MPs are pointing to a last-minute $50 billion increase in the Treasury's estimate of the cost to taxpayers of the Government's proposed changes to the emissions trading scheme as evidence of how rushed the process has been.

The finance select committee split down the middle so the ETS amendment bill was reported back unchanged to the House yesterday. Five minority reports from the parties represented on the committee was all it had to show for its deliberations.

Climate Change Minister Nick Smith is in negotiations with the Maori Party over what changes it requires to give the Government the numbers to pass the legislation before Christmas.

Act's report said "the committee was subjected to the bizarre spectacle of having to adjourn its last meeting on Wednesday, November 11 for half an hour while Treasury officials withdrew to clarify whether they had made a $50 billion error or not. This is not a refection on the officials but on the speedy and reckless process National adopted to push the bill through the committee."

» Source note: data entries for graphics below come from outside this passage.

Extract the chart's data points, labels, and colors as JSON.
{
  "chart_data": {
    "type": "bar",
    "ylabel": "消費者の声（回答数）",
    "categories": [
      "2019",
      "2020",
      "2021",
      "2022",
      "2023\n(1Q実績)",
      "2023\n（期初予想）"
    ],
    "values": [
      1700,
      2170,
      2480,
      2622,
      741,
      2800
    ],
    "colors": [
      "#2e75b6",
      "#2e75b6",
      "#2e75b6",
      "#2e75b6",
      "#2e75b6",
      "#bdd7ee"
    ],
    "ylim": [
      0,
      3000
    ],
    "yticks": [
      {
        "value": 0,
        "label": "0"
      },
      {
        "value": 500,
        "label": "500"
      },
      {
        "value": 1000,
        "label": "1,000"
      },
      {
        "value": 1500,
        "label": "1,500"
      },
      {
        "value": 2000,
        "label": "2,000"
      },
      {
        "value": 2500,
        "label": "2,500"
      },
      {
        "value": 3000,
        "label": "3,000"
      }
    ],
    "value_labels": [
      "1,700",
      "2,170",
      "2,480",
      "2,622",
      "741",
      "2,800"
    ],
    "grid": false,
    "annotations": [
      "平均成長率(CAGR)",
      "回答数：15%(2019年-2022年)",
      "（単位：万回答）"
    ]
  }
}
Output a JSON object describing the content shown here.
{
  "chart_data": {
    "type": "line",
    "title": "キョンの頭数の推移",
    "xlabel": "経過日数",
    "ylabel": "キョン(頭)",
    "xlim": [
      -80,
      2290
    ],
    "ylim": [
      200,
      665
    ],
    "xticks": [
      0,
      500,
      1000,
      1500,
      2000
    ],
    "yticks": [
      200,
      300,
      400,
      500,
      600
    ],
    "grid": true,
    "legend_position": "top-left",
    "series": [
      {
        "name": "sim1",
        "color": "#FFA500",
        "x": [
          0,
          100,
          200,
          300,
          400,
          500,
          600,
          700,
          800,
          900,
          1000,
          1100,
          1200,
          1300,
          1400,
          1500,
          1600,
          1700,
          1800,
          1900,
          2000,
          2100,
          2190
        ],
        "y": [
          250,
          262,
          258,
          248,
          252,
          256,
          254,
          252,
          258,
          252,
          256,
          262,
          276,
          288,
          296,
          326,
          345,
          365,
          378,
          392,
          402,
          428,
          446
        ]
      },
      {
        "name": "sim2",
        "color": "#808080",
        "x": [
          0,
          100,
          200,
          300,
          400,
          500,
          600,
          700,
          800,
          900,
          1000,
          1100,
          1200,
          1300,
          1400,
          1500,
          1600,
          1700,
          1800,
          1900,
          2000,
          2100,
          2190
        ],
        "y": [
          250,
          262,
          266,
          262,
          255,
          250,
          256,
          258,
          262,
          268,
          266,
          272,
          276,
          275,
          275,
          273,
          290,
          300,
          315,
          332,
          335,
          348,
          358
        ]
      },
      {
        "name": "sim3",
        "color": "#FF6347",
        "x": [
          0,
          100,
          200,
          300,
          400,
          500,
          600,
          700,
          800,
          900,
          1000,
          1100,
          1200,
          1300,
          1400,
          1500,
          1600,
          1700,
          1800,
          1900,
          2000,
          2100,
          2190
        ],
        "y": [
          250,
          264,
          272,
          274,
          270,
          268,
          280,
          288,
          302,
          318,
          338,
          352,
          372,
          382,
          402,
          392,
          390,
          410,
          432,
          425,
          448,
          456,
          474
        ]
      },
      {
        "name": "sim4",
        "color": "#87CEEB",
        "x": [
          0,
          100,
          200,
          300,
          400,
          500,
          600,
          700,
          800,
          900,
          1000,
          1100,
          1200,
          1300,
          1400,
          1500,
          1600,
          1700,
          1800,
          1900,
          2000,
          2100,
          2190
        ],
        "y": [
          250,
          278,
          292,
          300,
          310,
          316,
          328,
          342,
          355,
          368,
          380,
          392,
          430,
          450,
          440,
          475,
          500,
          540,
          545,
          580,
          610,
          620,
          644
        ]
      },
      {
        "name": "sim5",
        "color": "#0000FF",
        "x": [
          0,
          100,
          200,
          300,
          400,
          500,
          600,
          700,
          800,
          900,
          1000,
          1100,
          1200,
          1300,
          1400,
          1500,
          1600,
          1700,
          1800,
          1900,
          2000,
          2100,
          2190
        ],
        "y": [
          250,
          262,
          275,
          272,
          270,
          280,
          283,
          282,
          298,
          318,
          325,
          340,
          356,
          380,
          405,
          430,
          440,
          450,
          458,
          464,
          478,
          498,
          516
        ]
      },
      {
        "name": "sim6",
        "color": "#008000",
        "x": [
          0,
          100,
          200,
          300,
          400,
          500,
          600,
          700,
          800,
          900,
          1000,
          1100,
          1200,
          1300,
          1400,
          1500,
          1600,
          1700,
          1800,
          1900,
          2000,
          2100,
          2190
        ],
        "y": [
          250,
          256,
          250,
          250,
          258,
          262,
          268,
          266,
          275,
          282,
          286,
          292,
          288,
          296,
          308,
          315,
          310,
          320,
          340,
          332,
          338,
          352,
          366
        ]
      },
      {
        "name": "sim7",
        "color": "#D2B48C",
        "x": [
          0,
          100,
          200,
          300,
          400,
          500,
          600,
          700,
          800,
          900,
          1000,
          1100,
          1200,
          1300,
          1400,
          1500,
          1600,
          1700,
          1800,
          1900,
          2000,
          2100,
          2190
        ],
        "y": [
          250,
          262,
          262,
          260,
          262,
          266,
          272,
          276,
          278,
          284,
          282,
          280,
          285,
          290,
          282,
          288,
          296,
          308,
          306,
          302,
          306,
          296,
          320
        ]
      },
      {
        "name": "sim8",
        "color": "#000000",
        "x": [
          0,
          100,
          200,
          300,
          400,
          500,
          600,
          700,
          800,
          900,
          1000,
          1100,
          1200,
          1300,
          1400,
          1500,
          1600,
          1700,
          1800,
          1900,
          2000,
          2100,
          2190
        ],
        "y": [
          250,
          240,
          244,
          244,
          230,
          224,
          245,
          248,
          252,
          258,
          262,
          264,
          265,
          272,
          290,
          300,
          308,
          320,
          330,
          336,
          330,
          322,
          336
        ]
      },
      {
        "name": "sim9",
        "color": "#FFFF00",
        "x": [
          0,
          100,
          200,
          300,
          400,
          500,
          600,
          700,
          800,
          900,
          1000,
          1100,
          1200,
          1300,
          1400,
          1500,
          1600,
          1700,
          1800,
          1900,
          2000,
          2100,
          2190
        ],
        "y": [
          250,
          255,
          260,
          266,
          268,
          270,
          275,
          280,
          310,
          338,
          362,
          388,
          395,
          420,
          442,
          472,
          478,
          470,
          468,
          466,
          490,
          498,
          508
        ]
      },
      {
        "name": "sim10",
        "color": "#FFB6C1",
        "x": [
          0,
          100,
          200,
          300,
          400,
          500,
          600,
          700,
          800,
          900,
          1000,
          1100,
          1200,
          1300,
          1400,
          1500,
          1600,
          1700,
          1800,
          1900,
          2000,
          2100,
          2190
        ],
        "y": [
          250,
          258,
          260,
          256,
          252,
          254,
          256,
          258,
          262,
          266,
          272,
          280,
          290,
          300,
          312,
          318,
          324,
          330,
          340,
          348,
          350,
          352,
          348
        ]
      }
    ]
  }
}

Labour said the bill would add "enormous costs on to future generations".

Labour MP and former Climate Change Minister David Parker said that since the Cabinet had approved the proposed amendments on the basis of a 6 to 8 per cent increase in Government debt, the fact it would be twice that should give ministers pause.

But Dr Smith said estimates of fiscal impacts beyond, say, 2020 depended on so many unknowns as to be of little value.

The Treasury's advice to the Government in September was that emitter-friendly changes it plans to make to the Labour scheme already on the statute books would add between 6 and 8 per cent of gross domestic product to Government debt by 2050.

But last week it told the committee it estimates the cumulative difference between the two versions of the scheme to be between 13 and 17 per cent of GDP by 2050, or $100 billion.

This is not what the ETS will cost the taxpayer. It is the estimated difference, making assumptions about carbon prices and emissions, between the schemes.

The two key differences are that Labour's scheme caps the number of free units that trade-exposed emitters, including from 2015 farmers, will receive from the Government and how fast that free allocation is phased out. Labour's phase-out rate was 8.5 per cent a year, National's is 1.3 per cent.

Both are seen as default options; the phase-out rate is expected to be modified according to what trade competitors do.

The Government says the 1.3 per cent rate is consistent with its declared target of reducing emissions to 50 per cent of 1990 levels by the middle of the century.

But the Parliamentary Commissioner for the Environment, Dr Jan Wright, disputes that and other critics of the target contrast it with reduction of 80 to 95 per cent which the United Nations Intergovernmental Panel on Climate Change says developed countries need to achieve by mid-century.